Improve Yours First, GCPD

You might notice that it took me several days to write about this year’s Annual Conference sponsored by the Indiana Governor’s Council for People with Disabilities, which concluded on December 9. Why was I holding my tongue? Although the year’s theme was “Improve Yours,” the Council did anything but. For the third year in a row, attendees listened to irrelevant speakers prattle on about subjects of little or no interest to people with disabilities.

The Conference opened with an address from keynote speaker Mayor Mick Cornett of Oklahoma City. Yes, a city outside the bounds of Indiana. Mayor Cornett could have shared ideas that he has explored for the betterment of people with disabilities, those that Conference attendees could take back to their hometowns for application, but instead, the Mayor gave a one-hour history lesson about Oklahoma City. Granted, it was entertaining. But I wasn’t there for a comedy show – I wanted to learn something.

In the final 10 minutes or so of his presentation, Mayor Cornett discussed the fact that he put his city on a diet. He was proud to announce that his constituents had lost a collective million pounds. How did they do this? The Mayor said that he didn’t want to take anyone’s food away, so he encouraged exercise programs. He used tax dollars to extend City bike trails. Great. Let me roll down to the bike shop in my wheelchair and get on that…

Fortunately, Conference attendees don’t seem to be willing to put up with terrible conference agendas anymore. Almost immediately, the Mayor was asked about visitability. When he began to discuss tourism, his questioner explained that visitability is a housing concept. If a home is visitable, someone in a wheelchair can get inside through at least one entrance and use one restroom. Sheepishly, the Mayor said that his condo was visitable. Other questions asked from a more aggressive approach regarded public transportation and Oklahoma City’s lack of sidewalks.

After a ridiculously long 2 ½ hour break, attendees were next subjected to an hour-long speech from Dr. Mary Patterson entitled Violence as a Health Issue. Not a single time in her entire address was disability mentioned. Instead, the speech called for reducing violence by getting involved in social programs. Clearly, it was aimed for residents of inner cities. Minority members of inner cities. And those minorities did not come from the disability community. What about theft from personal care attendants? Neglect and abuse against elders and other disabled individuals?

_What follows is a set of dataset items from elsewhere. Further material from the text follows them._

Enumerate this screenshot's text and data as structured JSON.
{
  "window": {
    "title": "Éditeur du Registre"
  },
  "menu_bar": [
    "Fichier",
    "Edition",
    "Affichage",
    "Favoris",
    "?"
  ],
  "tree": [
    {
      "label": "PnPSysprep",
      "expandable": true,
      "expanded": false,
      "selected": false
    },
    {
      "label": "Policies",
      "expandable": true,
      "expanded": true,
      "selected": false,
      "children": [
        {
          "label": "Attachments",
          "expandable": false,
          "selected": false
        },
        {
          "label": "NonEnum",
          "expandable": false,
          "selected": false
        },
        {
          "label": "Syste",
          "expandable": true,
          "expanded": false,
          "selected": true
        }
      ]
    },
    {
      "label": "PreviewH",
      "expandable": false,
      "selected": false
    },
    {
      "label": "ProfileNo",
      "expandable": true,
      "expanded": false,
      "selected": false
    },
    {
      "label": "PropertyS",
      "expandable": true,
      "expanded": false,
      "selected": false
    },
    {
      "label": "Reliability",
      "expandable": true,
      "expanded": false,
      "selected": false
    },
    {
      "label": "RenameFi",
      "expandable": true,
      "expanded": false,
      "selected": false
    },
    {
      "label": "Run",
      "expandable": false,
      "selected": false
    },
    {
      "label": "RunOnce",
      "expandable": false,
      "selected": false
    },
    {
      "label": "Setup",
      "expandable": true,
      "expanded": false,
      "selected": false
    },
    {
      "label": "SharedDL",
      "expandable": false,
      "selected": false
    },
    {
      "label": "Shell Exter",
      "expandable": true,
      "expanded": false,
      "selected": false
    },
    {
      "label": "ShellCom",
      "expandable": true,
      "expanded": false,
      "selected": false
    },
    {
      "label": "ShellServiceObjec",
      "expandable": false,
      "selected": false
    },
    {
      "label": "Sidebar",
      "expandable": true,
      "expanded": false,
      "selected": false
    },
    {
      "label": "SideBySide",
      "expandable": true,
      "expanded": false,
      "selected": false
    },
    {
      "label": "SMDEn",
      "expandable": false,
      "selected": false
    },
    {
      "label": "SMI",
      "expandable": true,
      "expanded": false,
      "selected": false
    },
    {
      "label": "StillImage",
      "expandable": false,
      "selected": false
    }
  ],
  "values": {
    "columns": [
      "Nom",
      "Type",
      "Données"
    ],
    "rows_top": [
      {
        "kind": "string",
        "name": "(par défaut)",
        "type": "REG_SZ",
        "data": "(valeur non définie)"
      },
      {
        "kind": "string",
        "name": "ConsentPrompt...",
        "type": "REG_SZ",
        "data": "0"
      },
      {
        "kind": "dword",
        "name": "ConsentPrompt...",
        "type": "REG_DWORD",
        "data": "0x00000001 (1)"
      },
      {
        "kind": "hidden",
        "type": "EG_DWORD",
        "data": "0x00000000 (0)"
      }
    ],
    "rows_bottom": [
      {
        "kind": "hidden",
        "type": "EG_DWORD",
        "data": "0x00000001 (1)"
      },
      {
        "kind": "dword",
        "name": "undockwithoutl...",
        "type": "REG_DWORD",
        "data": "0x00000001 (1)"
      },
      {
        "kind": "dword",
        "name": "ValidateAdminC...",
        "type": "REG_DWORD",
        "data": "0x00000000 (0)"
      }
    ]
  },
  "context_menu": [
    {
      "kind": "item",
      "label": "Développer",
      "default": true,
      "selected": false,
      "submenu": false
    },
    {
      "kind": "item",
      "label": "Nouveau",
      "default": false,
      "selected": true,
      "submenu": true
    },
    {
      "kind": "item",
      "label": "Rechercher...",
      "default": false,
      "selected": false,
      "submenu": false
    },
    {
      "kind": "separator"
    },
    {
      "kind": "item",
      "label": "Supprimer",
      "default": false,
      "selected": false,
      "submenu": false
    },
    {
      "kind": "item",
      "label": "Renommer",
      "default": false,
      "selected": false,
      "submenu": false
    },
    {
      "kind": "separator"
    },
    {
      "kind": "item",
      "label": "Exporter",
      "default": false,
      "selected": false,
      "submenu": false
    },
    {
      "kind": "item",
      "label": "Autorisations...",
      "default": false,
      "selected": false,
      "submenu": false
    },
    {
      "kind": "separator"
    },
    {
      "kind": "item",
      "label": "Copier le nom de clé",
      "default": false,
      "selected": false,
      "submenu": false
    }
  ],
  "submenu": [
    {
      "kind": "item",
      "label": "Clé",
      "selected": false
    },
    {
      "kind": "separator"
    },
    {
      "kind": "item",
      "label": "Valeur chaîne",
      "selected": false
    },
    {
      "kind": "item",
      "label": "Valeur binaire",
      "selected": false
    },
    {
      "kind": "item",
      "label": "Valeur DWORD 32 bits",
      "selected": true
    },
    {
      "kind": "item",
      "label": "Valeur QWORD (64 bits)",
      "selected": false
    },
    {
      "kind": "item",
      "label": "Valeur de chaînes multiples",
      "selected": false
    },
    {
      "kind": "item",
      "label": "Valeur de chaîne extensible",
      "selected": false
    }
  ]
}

Sexual abuse from caregivers?

Although completely ignored by Dr. Patterson, again, Conference attendees were not willing to let the issues drop. State Senator Michael Crider, Reverend Charles Harrison of the Ten Point Coalition, Steve McCaffrey of Mental Health America of Indiana, Director of Public Safety Troy Riggs, Stephen Viehweg of Riley Child development Center, and Gary Mayor Karen Freeman, members of the following panel, were left feel the wrath of unhappy attendees. To their credit, both Mayor Freeman and Director Riggs attempted to provide advice and assistance to the questions they were asked. Most of the panelists were clueless.

I don’t entirely blame conference attendees – speaking gigs are gold stars on resumes, so I why them down? No, I’m too cynical. These are community leaders, and many probably do have an interest in improving services for people with disabilities. They likely had a genuine interest in being part of the conversation.

Instead, the blame rests squarely on the Council itself. After all, don’t they choose the theme and agenda? Have they been listening to feedback from a crowd that gets smaller and smaller with each passing year? Perhaps not.



  1. It sounds disappointing, and a waste of an audience with questions and concerns. Hopefully the organizers will listen to feedback. Were people with disabilities involved in coordinating the event and having a say in speakers/topics?